Du moins, les experts semblent convaincus qu’il s’agit d’un espion. Les premières images de ce béluga, prises près des côtes du nord de la Norvège le 26 avril, ont attiré l’attention sur le harnais qui lui ceinturait le cou, et les médias norvégiens ont rapidement relayé l’hypothèse qu’il s’agirait d’un harnais destiné à faire tenir une caméra… ou une arme. Le harnais a été découpé par un plongeur et portait l’inscription « Équipement de Saint-Petersbourg ».

Ce qui est sûr, ont noté les biologistes marins, c’est que le béluga est habitué à la présence humaine. Il s’est non seulement approché sans craintes des pêcheurs qui le filmaient, mais s’est laissé toucher.

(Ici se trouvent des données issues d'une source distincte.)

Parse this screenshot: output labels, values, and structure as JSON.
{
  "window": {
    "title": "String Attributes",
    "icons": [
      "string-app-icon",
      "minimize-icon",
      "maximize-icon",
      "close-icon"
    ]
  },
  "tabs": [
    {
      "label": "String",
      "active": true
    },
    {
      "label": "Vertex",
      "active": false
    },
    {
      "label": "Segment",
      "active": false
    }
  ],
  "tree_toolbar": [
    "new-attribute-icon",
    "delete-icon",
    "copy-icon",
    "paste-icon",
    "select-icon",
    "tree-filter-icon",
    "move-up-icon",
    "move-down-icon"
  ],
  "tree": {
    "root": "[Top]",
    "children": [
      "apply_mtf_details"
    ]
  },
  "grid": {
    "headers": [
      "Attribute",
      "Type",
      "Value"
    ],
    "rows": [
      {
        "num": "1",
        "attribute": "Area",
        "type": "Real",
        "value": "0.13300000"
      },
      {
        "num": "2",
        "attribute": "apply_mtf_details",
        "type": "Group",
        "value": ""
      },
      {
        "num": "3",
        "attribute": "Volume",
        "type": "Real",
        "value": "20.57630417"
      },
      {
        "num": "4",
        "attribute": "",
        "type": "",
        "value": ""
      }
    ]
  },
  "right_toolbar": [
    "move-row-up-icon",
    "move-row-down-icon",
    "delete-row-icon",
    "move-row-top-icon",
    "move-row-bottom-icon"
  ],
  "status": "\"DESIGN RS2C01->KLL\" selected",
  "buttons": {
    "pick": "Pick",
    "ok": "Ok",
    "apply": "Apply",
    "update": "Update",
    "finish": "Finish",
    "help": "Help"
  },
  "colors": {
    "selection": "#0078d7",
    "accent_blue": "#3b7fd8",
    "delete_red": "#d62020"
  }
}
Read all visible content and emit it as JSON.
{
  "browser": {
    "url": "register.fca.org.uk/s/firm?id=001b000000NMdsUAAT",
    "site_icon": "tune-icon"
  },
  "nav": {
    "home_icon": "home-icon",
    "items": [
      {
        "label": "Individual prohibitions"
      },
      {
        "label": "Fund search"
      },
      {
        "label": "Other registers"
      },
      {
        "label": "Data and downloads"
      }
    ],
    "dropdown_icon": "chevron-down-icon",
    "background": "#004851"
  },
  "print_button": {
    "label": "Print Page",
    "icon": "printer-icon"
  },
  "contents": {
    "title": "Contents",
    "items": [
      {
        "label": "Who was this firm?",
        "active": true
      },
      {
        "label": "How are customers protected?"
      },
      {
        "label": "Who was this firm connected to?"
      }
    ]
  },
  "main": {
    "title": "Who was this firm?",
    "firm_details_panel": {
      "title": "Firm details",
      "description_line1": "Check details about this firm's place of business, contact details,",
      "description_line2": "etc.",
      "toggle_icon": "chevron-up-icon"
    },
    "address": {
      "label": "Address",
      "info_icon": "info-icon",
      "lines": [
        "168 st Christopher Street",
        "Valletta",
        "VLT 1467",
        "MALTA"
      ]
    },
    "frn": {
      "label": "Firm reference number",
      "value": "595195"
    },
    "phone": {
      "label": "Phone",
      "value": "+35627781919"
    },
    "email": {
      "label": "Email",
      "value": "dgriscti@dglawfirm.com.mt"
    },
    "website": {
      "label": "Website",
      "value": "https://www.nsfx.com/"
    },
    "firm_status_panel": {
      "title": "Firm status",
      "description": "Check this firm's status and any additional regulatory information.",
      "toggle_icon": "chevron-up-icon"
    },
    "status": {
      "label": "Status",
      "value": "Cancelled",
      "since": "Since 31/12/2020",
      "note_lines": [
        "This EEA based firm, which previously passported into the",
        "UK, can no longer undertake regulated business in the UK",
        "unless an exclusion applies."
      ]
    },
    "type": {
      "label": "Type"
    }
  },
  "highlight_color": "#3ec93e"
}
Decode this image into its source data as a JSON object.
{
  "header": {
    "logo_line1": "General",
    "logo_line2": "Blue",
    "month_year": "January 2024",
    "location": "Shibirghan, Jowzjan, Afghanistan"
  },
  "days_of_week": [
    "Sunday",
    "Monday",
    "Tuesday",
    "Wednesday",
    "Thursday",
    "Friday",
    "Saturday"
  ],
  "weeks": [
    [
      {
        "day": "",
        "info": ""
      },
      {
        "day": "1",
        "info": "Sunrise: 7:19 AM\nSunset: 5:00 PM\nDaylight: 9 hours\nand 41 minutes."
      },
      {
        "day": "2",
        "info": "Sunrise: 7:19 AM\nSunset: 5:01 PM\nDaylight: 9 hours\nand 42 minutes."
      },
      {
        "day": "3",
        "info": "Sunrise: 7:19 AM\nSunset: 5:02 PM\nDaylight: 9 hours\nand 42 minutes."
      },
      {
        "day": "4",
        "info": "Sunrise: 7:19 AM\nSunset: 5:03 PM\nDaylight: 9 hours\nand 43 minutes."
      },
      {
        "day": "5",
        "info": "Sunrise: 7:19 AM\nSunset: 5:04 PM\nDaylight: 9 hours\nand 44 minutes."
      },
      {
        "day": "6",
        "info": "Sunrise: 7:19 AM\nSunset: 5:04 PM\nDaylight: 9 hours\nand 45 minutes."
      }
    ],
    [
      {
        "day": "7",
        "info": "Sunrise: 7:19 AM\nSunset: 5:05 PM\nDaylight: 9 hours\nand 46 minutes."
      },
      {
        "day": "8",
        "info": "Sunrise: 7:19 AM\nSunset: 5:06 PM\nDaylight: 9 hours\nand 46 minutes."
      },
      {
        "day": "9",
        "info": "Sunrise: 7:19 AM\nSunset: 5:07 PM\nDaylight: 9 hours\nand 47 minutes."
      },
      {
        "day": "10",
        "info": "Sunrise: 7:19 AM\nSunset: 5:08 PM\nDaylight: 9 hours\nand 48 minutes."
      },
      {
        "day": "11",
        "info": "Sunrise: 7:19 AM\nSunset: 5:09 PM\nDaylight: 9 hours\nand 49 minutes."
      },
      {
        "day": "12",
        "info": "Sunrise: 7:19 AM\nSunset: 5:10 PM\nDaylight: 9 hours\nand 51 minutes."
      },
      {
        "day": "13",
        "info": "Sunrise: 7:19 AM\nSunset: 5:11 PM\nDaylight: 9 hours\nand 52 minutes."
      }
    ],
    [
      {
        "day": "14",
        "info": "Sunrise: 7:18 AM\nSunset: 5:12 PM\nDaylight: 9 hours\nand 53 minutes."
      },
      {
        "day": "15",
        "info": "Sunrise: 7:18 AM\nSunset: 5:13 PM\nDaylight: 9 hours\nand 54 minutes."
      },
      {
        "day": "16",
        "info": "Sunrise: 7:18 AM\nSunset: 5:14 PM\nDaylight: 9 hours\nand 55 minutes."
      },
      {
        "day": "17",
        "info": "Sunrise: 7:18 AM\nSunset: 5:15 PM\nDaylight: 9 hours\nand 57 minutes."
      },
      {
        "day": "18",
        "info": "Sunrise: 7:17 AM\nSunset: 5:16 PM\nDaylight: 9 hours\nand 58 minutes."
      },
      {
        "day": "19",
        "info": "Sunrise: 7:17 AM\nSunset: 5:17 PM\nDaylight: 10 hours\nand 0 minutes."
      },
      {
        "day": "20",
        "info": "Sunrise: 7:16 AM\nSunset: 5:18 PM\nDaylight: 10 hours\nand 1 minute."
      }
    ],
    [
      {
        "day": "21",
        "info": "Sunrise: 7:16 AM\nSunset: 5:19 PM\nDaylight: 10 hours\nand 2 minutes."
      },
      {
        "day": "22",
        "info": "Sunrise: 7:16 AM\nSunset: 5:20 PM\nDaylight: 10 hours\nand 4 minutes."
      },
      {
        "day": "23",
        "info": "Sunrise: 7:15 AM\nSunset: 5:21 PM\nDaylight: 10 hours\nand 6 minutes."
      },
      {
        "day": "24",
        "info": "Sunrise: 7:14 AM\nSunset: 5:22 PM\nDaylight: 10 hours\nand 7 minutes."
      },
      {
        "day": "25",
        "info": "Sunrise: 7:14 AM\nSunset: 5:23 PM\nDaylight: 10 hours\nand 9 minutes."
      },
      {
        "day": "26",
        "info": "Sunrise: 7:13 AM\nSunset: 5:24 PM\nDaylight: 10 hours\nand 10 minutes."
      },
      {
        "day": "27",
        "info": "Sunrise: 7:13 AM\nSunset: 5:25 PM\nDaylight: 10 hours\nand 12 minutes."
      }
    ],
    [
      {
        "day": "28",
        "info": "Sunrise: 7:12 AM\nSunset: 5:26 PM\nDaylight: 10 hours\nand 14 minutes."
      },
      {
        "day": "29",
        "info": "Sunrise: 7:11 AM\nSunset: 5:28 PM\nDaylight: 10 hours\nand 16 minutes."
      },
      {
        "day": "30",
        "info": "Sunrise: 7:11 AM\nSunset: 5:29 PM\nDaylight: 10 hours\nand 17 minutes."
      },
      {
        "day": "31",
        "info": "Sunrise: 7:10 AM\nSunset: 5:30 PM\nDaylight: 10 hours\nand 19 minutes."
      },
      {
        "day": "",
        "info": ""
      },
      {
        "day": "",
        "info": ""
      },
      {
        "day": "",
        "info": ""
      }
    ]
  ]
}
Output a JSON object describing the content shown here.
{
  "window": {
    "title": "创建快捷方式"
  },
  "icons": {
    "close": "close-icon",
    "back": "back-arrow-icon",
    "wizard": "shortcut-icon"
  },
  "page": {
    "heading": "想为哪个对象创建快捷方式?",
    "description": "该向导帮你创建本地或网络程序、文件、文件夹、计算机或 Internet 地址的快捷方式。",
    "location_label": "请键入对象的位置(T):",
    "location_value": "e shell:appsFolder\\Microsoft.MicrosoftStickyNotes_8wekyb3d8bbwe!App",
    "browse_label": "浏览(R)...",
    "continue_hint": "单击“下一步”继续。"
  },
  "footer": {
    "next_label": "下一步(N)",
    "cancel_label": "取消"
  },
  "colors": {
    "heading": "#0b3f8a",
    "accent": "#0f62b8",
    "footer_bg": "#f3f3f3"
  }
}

L’hypothèse de mammifères marins entraînés par la marine russe est d’autant moins invraisemblable… que la marine américaine l’a déjà fait. Dans les années 1960, il existait un programme « d’entraînement » de dauphins destinés à former une « protection » autour des navires pendant la guerre du Vietnam. Dans la même logique, selon le quotidien britannique The Guardian, le centre de recherche en biologie marine de Mourmansk, en Russie — à 200 km de là où le béluga a été observé — entraînerait des mammifères marins à « monter la garde » aux entrées de la base navale. Les historiens savent par ailleurs que la Russie a entraîné des dauphins — mais pas des baleines — à aller déposer des bombes et à détecter des navires abandonnés, un programme qui a pris fin dans les années 1990. Un reportage de la télévision russe en 2017 laissait croire qu’il avait repris, un fait qui n’a jamais été confirmé par les autorités russes.

Mises à jour 1er mai :

  • Un lecteur, Daniel Martineau, nous signale qu'en 1993, un béluga qui s'était échappé d'une base navale sur la Mer Noire, avait été signalé en Turquie.